Severe acute respiratory syndrome coronavirus-2 (SARS-CoV-2) is a novel coronavirus that has caused a worldwide pandemic of the human respiratory illness COVID-19, resulting in a severe threat to public health and safety. Analysis of the genetic tree suggests that SARS-CoV-2 belongs to the same Betacoronavirus group as severe acute respiratory syndrome coronavirus (SARS-CoV) and Middle East respiratory syndrome coronavirus (MERS-CoV). Although the route for viral transmission remains a mystery, SARS-CoV-2 may have originated in an animal reservoir, likely that of bat. The clinical features of COVID-19, such as fever, cough, shortness of breath, and fatigue, are similar to those of many acute respiratory infections. There is currently no specific treatment for COVID-19, but antiviral therapy combined with supportive care is the main strategy.
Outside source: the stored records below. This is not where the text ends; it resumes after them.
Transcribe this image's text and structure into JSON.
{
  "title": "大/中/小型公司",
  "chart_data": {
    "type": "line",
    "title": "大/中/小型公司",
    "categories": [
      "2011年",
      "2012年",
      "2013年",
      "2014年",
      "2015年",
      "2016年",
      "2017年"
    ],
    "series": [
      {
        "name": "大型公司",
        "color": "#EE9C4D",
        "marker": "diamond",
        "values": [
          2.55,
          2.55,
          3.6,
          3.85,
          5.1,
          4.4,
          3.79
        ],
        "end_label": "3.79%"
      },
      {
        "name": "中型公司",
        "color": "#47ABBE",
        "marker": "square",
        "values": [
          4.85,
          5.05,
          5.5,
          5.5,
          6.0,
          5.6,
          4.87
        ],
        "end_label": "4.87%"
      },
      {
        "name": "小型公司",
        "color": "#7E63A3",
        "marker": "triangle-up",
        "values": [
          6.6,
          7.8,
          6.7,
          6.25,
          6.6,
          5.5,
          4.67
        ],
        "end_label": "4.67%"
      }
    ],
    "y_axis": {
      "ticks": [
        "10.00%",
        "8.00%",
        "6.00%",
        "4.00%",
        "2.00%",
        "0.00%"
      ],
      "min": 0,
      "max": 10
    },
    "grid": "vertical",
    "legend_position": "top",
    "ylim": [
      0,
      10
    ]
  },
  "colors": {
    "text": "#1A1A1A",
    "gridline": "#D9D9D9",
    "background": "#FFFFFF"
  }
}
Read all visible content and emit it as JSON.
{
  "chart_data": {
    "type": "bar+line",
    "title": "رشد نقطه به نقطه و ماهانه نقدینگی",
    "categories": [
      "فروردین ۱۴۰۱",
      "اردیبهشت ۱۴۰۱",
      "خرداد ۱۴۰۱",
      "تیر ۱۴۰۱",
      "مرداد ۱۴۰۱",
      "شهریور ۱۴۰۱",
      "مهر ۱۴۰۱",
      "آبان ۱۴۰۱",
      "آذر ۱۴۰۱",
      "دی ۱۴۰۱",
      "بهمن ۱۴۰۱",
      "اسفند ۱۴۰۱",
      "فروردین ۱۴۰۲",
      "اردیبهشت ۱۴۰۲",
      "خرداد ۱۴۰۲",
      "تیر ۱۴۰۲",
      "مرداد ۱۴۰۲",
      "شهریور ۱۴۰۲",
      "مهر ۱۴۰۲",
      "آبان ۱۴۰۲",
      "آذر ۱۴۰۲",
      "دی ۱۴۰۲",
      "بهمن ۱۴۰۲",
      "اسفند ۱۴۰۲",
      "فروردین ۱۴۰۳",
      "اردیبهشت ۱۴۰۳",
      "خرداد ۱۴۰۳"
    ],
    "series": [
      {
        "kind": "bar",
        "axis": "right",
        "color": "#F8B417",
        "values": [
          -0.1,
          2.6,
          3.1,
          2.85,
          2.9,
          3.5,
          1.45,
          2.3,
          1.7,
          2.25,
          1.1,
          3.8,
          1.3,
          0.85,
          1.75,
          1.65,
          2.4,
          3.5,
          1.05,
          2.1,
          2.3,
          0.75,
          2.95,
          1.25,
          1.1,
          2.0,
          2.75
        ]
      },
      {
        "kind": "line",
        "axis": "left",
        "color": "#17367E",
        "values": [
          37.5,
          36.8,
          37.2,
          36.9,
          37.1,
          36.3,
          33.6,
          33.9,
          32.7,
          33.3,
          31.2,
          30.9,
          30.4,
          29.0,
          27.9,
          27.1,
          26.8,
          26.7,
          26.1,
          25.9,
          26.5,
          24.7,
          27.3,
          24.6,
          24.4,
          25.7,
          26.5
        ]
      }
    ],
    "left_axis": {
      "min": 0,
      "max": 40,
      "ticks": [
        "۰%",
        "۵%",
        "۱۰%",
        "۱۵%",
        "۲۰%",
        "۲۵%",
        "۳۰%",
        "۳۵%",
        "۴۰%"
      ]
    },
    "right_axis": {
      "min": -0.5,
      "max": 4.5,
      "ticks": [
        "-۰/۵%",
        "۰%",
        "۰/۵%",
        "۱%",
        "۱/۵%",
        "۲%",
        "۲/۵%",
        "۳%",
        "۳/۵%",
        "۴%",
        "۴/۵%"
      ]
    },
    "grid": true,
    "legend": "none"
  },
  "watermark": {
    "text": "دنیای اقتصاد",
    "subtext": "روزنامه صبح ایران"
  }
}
Here, we summarize recent progress in understanding the epidemiological, virological, and clinical characteristics of COVID-19 and discuss potential targets with existing drugs for the treatment of this emerging zoonotic disease.
Conclusions and perspectives
SARS-CoV-2 is the third highly pathogenic HCoV discovered, which was first reported in Wuhan and has been rapidly spreading in China and beyond. As a global health concern, SARS-CoV-2 is more contagious, but less deadly, than SARS-CoV thus far. While bats have been implicated as the original hosts for SARS-CoV-2, its intermediate hosts as well as transmission routes among humans remain largely unclear. This novel coronavirus appears to use the same cell entry receptor—ACE2—as HCoV-NL63 and SARS-CoV, albeit with disparate disease severities (Fig 2). Since viruses are continually changing as a result of genetic selection, it is likely that SARS-CoV-2 will further adapt to the human host through mutations or recombination. Obtaining epidemiological information (e.g., contact history) and molecular diagnostic profiles of either animals or humans with SARS-CoV-2 can help us in understanding SARS-CoV-2 evolution and in developing preventive strategies or clinical interventions. Moreover, a large population-based cohort study of COVID-19 is needed to further determine molecular evidence of interhuman transmission and the disease’s clinical features, information that should be shared internationally. Most individuals with mild cases may recover fully without treatment, but those with severe cases definitively need ICU care. Drug repurposing may be an emerging option against COVID-19 because common molecular pathways contribute to many different pathogenic infections. Randomized controlled trials in patients on a large scale are required to evaluate the safety and efficacy of potential drugs in the treatment of SARS-CoV-2 infection. Finally, the long-term psychosocial impact of this epidemic on individual, national, and international levels remains to be evaluated after the end of this war on SARS-CoV-2.